Before leaving recently to work in a similar role at St. Joseph’s Hospital in Orange, Norm Jeune served for six years as CHOC’s Spiritual Care director. Jeune partnered with the Orange County faith community and worked tirelessly to expand volunteer ministry hours and grow the department’s staff and responsibilities.

From his years at CHOC, Jeune knew that patients and their families come from many faith traditions, so he invited Protestant ministers, Islamic clerics, Mormon leaders, Jehovah’s Witness ministers and a Jewish rabbi to join the department’s outreach efforts.

“Norm raised awareness at CHOC of the importance of treating the whole person – body, mind and soul – to promote the healing process,” explains Byzantine Catholic Father James Barrand, recently hired as CHOC’s first full-time priest. “He found private donations to fund the expanding Catholic and Protestant ministries.”

Under Jeune’s watch, the department has grown to offer Mass seven days a week. Volunteers, including deacons and Eucharistic ministers, visit Catholic patients every day. And ministers of other faiths are available to the families who need them.

“Parents whose children are in the hospital are frantic with worry and beside themselves,” Father James says. “We can be there to lift their spirits, encourage them and carry their burden with them so that they are not alone.”

CHOC has grown into a large secular hospital, though its roots are in the Catholic Church, he notes. “Many of our medical professionals – doctors, nurses, social workers and pharmacists – are people of faith, who see their gifts and talents coming as gifts from God, ones that they have had to work diligently to perfect,” he explains. “They recognize that they have the privilege of continuing the healing ministry of Jesus Christ to their patients, and we are providing this opportunity for them to offer their thanksgiving to God and to ask the blessing of the bishop on their important work.”

On Sept. 26, the feast day of Saints Cosmos and Damian – Christian brothers skilled in medicine and who treated the poor and never took money for their services – Bishop Kevin Vann offered a White Mass at CHOC for physicians, nurses and the medical staff. The saints, who died as martyrs in Syria around 300 A.D., are the patrons of surgeons, physicians, dentists, barbers, pharmacists and veterinarians.

White Masses are termed ‘white’ in recognition of the white coats health care workers wear. Other traditional colored Masses include the Red Mass held at the beginning of the judicial year for judges, attorneys and law school professors, and the Blue Mass, held to honor police officers, firefighters and first responders.

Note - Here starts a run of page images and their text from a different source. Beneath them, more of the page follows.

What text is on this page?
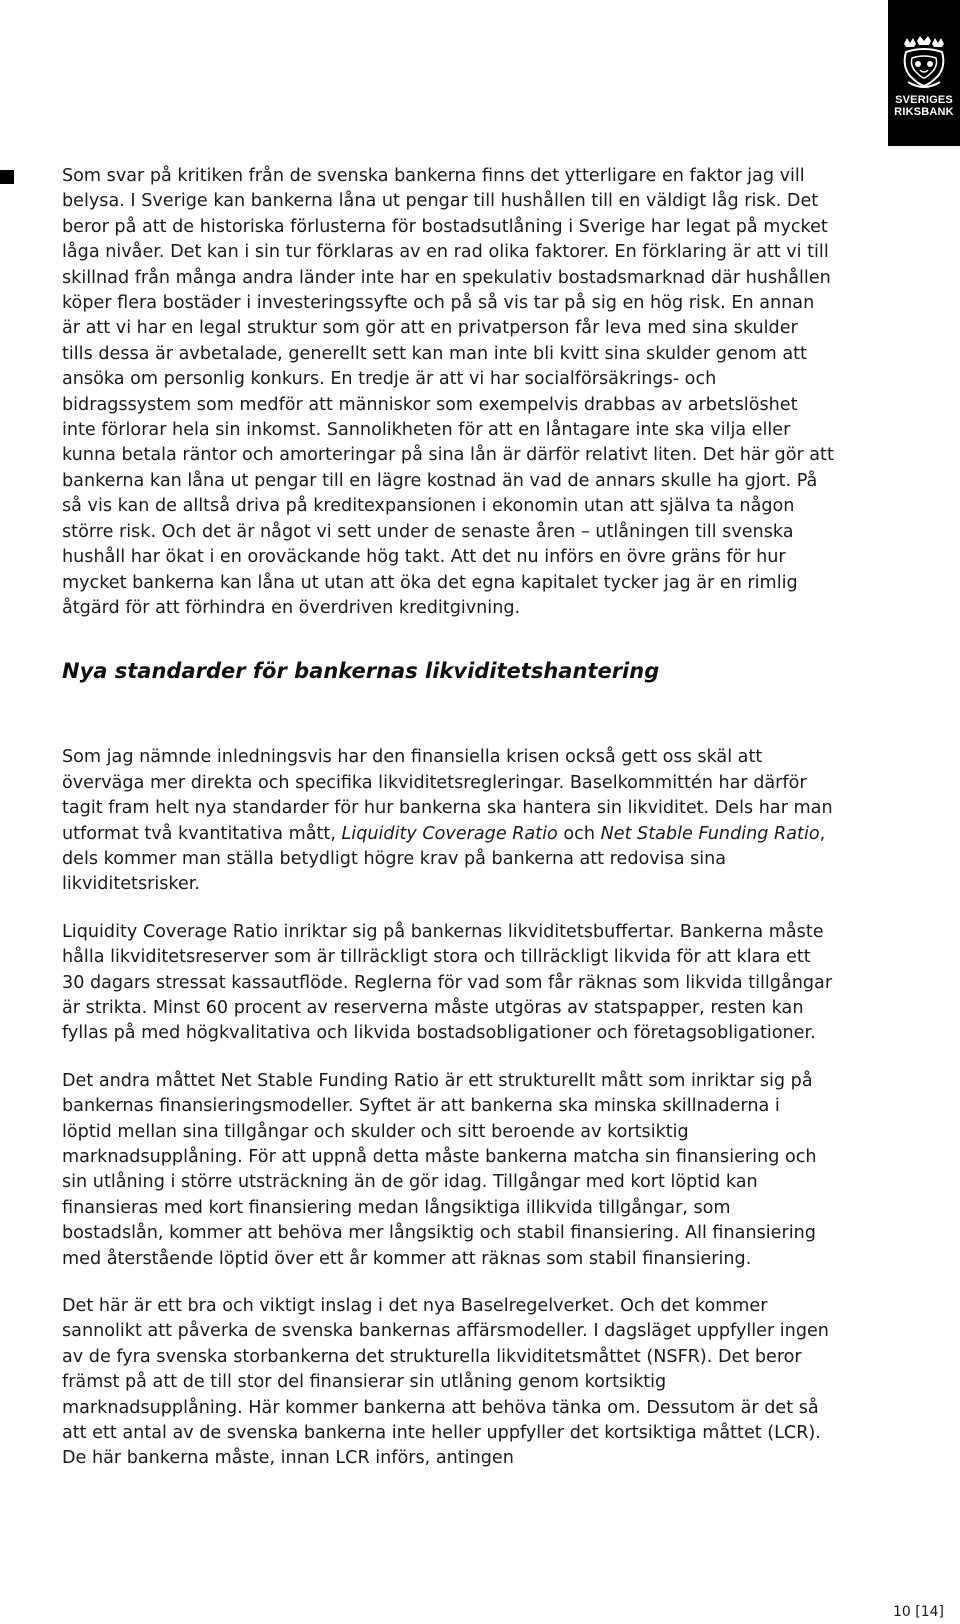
SVERIGES
RIKSBANK

Som svar på kritiken från de svenska bankerna finns det ytterligare en faktor jag vill belysa. I Sverige kan bankerna låna ut pengar till hushållen till en väldigt låg risk. Det beror på att de historiska förlusterna för bostadsutlåning i Sverige har legat på mycket låga nivåer. Det kan i sin tur förklaras av en rad olika faktorer. En förklaring är att vi till skillnad från många andra länder inte har en spekulativ bostadsmarknad där hushållen köper flera bostäder i investeringssyfte och på så vis tar på sig en hög risk. En annan är att vi har en legal struktur som gör att en privatperson får leva med sina skulder tills dessa är avbetalade, generellt sett kan man inte bli kvitt sina skulder genom att ansöka om personlig konkurs. En tredje är att vi har socialförsäkrings- och bidragssystem som medför att människor som exempelvis drabbas av arbetslöshet inte förlorar hela sin inkomst. Sannolikheten för att en låntagare inte ska vilja eller kunna betala räntor och amorteringar på sina lån är därför relativt liten. Det här gör att bankerna kan låna ut pengar till en lägre kostnad än vad de annars skulle ha gjort. På så vis kan de alltså driva på kreditexpansionen i ekonomin utan att själva ta någon större risk. Och det är något vi sett under de senaste åren – utlåningen till svenska hushåll har ökat i en oroväckande hög takt. Att det nu införs en övre gräns för hur mycket bankerna kan låna ut utan att öka det egna kapitalet tycker jag är en rimlig åtgärd för att förhindra en överdriven kreditgivning.

Nya standarder för bankernas likviditetshantering

Som jag nämnde inledningsvis har den finansiella krisen också gett oss skäl att överväga mer direkta och specifika likviditetsregleringar. Baselkommittén har därför tagit fram helt nya standarder för hur bankerna ska hantera sin likviditet. Dels har man utformat två kvantitativa mått, Liquidity Coverage Ratio och Net Stable Funding Ratio, dels kommer man ställa betydligt högre krav på bankerna att redovisa sina likviditetsrisker.

Liquidity Coverage Ratio inriktar sig på bankernas likviditetsbuffertar. Bankerna måste hålla likviditetsreserver som är tillräckligt stora och tillräckligt likvida för att klara ett 30 dagars stressat kassautflöde. Reglerna för vad som får räknas som likvida tillgångar är strikta. Minst 60 procent av reserverna måste utgöras av statspapper, resten kan fyllas på med högkvalitativa och likvida bostadsobligationer och företagsobligationer.

Det andra måttet Net Stable Funding Ratio är ett strukturellt mått som inriktar sig på bankernas finansieringsmodeller. Syftet är att bankerna ska minska skillnaderna i löptid mellan sina tillgångar och skulder och sitt beroende av kortsiktig marknadsupplåning. För att uppnå detta måste bankerna matcha sin finansiering och sin utlåning i större utsträckning än de gör idag. Tillgångar med kort löptid kan finansieras med kort finansiering medan långsiktiga illikvida tillgångar, som bostadslån, kommer att behöva mer långsiktig och stabil finansiering. All finansiering med återstående löptid över ett år kommer att räknas som stabil finansiering.

Det här är ett bra och viktigt inslag i det nya Baselregelverket. Och det kommer sannolikt att påverka de svenska bankernas affärsmodeller. I dagsläget uppfyller ingen av de fyra svenska storbankerna det strukturella likviditetsmåttet (NSFR). Det beror främst på att de till stor del finansierar sin utlåning genom kortsiktig marknadsupplåning. Här kommer bankerna att behöva tänka om. Dessutom är det så att ett antal av de svenska bankerna inte heller uppfyller det kortsiktiga måttet (LCR). De här bankerna måste, innan LCR införs, antingen

10 [14]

“We want to show the doctors, nurses and the health care staff how much we appreciate them using the gifts God has given them to help our children and families,” Father James says. “God is there to strengthen them in their work as they spread the love of God to everyone.”

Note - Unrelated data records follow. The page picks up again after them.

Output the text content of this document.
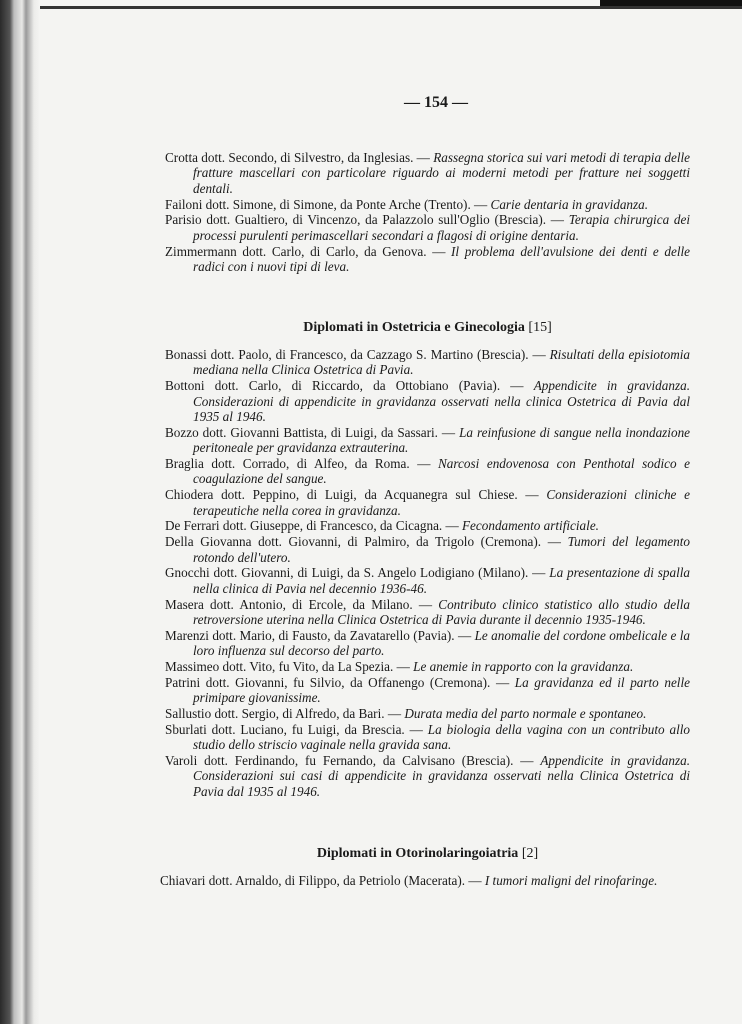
— 154 —
Crotta dott. Secondo, di Silvestro, da Inglesias. — Rassegna storica sui vari metodi di terapia delle fratture mascellari con particolare riguardo ai moderni metodi per fratture nei soggetti dentali.
Failoni dott. Simone, di Simone, da Ponte Arche (Trento). — Carie dentaria in gravidanza.
Parisio dott. Gualtiero, di Vincenzo, da Palazzolo sull'Oglio (Brescia). — Terapia chirurgica dei processi purulenti perimascellari secondari a flagosi di origine dentaria.
Zimmermann dott. Carlo, di Carlo, da Genova. — Il problema dell'avulsione dei denti e delle radici con i nuovi tipi di leva.
Diplomati in Ostetricia e Ginecologia [15]
Bonassi dott. Paolo, di Francesco, da Cazzago S. Martino (Brescia). — Risultati della episiotomia mediana nella Clinica Ostetrica di Pavia.
Bottoni dott. Carlo, di Riccardo, da Ottobiano (Pavia). — Appendicite in gravidanza. Considerazioni di appendicite in gravidanza osservati nella clinica Ostetrica di Pavia dal 1935 al 1946.
Bozzo dott. Giovanni Battista, di Luigi, da Sassari. — La reinfusione di sangue nella inondazione peritoneale per gravidanza extrauterina.
Braglia dott. Corrado, di Alfeo, da Roma. — Narcosi endovenosa con Penthotal sodico e coagulazione del sangue.
Chiodera dott. Peppino, di Luigi, da Acquanegra sul Chiese. — Considerazioni cliniche e terapeutiche nella corea in gravidanza.
De Ferrari dott. Giuseppe, di Francesco, da Cicagna. — Fecondamento artificiale.
Della Giovanna dott. Giovanni, di Palmiro, da Trigolo (Cremona). — Tumori del legamento rotondo dell'utero.
Gnocchi dott. Giovanni, di Luigi, da S. Angelo Lodigiano (Milano). — La presentazione di spalla nella clinica di Pavia nel decennio 1936-46.
Masera dott. Antonio, di Ercole, da Milano. — Contributo clinico statistico allo studio della retroversione uterina nella Clinica Ostetrica di Pavia durante il decennio 1935-1946.
Marenzi dott. Mario, di Fausto, da Zavatarello (Pavia). — Le anomalie del cordone ombelicale e la loro influenza sul decorso del parto.
Massimeo dott. Vito, fu Vito, da La Spezia. — Le anemie in rapporto con la gravidanza.
Patrini dott. Giovanni, fu Silvio, da Offanengo (Cremona). — La gravidanza ed il parto nelle primipare giovanissime.
Sallustio dott. Sergio, di Alfredo, da Bari. — Durata media del parto normale e spontaneo.
Sburlati dott. Luciano, fu Luigi, da Brescia. — La biologia della vagina con un contributo allo studio dello striscio vaginale nella gravida sana.
Varoli dott. Ferdinando, fu Fernando, da Calvisano (Brescia). — Appendicite in gravidanza. Considerazioni sui casi di appendicite in gravidanza osservati nella Clinica Ostetrica di Pavia dal 1935 al 1946.
Diplomati in Otorinolaringoiatria [2]
Chiavari dott. Arnaldo, di Filippo, da Petriolo (Macerata). — I tumori maligni del rinofaringe.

About 50 health care workers from inside and outside CHOC attended the White Mass, including Carol Cox, a retired CHOC ICU nurse who volunteers once a week as a Eucharistic minister and helps out regularly in the ICU, and Chaplain Rick Majewski, a Catholic who is in his fifth year of service at CHOC.

The White Mass was significant to Bishop Vann himself, since he wore a white coat when he worked for three years as a medical technologist at St. John’s Hospital in Springfield, Illinois before entering the priesthood.

In his homily, Bishop Vann recalled visiting the Basilica of Saints Cosmos and Damian in Rome when he was studying canon law there in 1981. “Looking out you could see all the ruins of the Forum before you,” he remembered, noting that the brother saints are so important in the Church that they are mentioned in the Canon of the Mass.

Before concluding, Bishop Vann blessed the hands of the health care workers assembled in the Holmes Towers conference rooms.

“This is a wonderful day to thank you for your service and ask God’s blessing on you,” he says. “I am glad to be here to recognize your involvement in health care at CHOC and to help raise awareness of all that is involved in serving patients and their families.”